Aangrijpend zijn de passages over zijn jongere broer Michael, die in zijn ontwikkeling gebukt gaat onder terugkerende psychoses, die uiteindelijk gekaderd worden binnen de diagnose schizofrenie. Hij schrijft openhartig over hoe hij zich tot zijn broer en de symptomen van diens ziekte verhoudt, zijn onmacht, en over zijn tekortschieten bij tijd en wijlen door afstand te houden, en zijn latere schuldgevoelens daaromtrent. Hij weet het inwendige proces van zijn broer inlevend te beschrijven en de impact op hemzelf en het gehele gezin; zij lijden allen.
Vanuit deze ervaringen en ook vanwege zijn (tijdelijk) werk binnen de zorginstellingen van de Little Sisters of the Poor schetst hij een beeld over de ontwikkelingen (ook medicamenteus) binnen de behandeling en begeleiding van mensen met psychiatrische ziekten. Zijn ervaringen met mensen met het syndroom van Gilles de la Tourette en met mensen met gehoorproblemen hebben hem verder tot boeiende inzichten gebracht over de werking van de hersenen, die hij inzichtelijk bespreekt. Zijn ervaringen met de mensen die een apathisch leven leiden ten gevolge van de slaapziekte komen uiteraard ook aan bod – Sacks is er wereldberoemd mee geworden – evenals zijn korte ervaringen met de filmwereld. Een anekdote over Robert de Niro, aanwezig op zijn verjaardagsfeestje, is kostelijk.
Onderweg dreigt Sacks lichamelijk en geestelijk te ontsporen, zeker ten tijde van zijn ernstige drugsverslaving. Uiteindelijk zoekt hij hulp bij een psychoanalyticus. Hij stelt dat psychoanalyse herhaaldelijk zijn leven heeft gered. Dit is een niet mis te verstane uitspraak: psychotherapeuten weten dat door psychotherapie mensenlevens daadwerkelijk gered worden, suïcide en moord kunnen worden voorkomen. Een gegeven dat moeilijk is aan te tonen en daarmee zelden in het debat over de betekenis van psychotherapie wordt meegeteld. Dan is het goed te lezen dat een man van het statuur van Sacks een dergelijke ontboezeming doet.

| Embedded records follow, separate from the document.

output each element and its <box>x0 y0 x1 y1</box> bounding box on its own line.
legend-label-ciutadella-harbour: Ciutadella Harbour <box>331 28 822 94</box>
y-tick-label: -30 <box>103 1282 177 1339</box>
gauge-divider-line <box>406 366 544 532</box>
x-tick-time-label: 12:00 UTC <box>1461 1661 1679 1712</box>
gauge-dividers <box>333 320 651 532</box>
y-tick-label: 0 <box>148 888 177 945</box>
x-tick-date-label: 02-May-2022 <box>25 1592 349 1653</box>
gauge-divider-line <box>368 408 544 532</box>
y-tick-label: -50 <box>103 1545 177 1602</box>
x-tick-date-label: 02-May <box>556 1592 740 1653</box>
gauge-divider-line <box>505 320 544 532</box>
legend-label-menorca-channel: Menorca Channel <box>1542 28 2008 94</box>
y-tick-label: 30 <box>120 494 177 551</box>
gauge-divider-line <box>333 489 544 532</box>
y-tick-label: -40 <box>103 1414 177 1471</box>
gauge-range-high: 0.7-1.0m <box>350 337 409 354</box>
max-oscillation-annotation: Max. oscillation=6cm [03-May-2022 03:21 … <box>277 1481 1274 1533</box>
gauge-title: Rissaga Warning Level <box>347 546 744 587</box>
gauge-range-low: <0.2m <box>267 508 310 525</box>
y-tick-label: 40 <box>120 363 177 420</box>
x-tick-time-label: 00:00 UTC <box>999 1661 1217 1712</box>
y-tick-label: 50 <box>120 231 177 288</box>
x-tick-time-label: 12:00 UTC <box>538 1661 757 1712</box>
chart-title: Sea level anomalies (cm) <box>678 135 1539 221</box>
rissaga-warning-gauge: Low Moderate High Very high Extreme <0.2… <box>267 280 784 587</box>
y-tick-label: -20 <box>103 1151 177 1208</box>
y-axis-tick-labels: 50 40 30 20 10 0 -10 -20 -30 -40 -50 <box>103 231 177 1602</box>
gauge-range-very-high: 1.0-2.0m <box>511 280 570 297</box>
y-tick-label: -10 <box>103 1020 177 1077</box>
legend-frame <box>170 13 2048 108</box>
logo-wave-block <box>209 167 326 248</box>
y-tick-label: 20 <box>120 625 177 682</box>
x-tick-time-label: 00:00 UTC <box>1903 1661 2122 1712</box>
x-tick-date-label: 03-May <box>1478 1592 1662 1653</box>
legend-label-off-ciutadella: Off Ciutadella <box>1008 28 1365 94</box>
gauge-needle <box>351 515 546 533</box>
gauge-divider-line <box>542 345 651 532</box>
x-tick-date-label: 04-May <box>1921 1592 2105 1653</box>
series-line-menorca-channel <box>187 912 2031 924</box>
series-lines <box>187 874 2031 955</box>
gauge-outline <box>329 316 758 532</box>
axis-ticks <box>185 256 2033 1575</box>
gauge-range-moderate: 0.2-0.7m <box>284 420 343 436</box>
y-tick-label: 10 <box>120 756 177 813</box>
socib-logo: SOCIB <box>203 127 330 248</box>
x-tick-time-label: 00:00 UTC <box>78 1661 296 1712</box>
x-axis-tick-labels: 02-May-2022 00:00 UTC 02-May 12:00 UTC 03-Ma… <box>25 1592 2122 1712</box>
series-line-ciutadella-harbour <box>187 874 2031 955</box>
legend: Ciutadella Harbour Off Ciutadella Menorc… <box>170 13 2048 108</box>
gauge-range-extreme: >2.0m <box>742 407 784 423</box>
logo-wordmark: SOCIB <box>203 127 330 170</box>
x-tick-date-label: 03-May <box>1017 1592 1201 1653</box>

Over de inhoud en het verloop van de therapie doet hij verder geen mededelingen, wel dat hij het levenslange contact met zijn analyticus zeer is blijven waarderen; met name de professionele afstand die in stand is gehouden. Er is geen amicale of vriendschapsband ontstaan. Over wat hij geleerd heeft, concludeert hij: te luisteren naar wat er mogelijk schuilgaat achter schijnbaar achteloze woorden (van hemzelf en de ander). Dit sluit aan bij wat hij van zijn patiënten hoort over eerdere onbevredigende behandelingen. De grootste klacht was overwegend dat te weinig naar hen werd geluisterd. Sacks concludeert dan ook herhaaldelijk dat psyche en soma verbonden zijn. Enkel aandacht voor het lichamelijke aspect is lang niet altijd voldoende. Een determinerende uitspraak als: ‘Wij zijn ons brein’, past niet in zijn wetenschappelijke denken.
Een van de wetenschappers die hij bewondert is neuropsycholoog Luria, enerzijds vanwege de zorgvuldige verhalende stijl waarin deze zijn denkbeelden verwoordt, anderzijds vanwege de inhoud van diens werk (onder meer over de werking van het geheugen).
Het laatste hoofdstuk van zijn boek gaat over zijn verouderingsproces en de grote liefde die hij leerde kennen. Op het één na laatste hoofdstuk (‘Een nieuwe visie op de geest’) wil ik nog kort ingaan; dat vormt een essentiële neerslag en integratie van al het voorgaande in het boek. Hij spreekt zijn verwondering over en bewondering voor het werk van Nobelprijswinnaar Edelman uit, die in het boek ‘Neural Darwinism’ verwoordt wat Sacks als wezenlijk voor het menselijk bestaan (h)erkent. Een mensenkind is niet klaar voor het leven; dat moet zijn ervaringen leren ordenen om de wereld te begrijpen. Zo schept een mens een individuele, persoonlijke wereld voor zichzelf. De implicaties van een dergelijke visie verwoordt Sacks op een hoopvolle manier, van belang voor het begrijpen van de veranderbaarheid en flexibiliteit van mensen, het werkveld van de praktiserend psychotherapeut.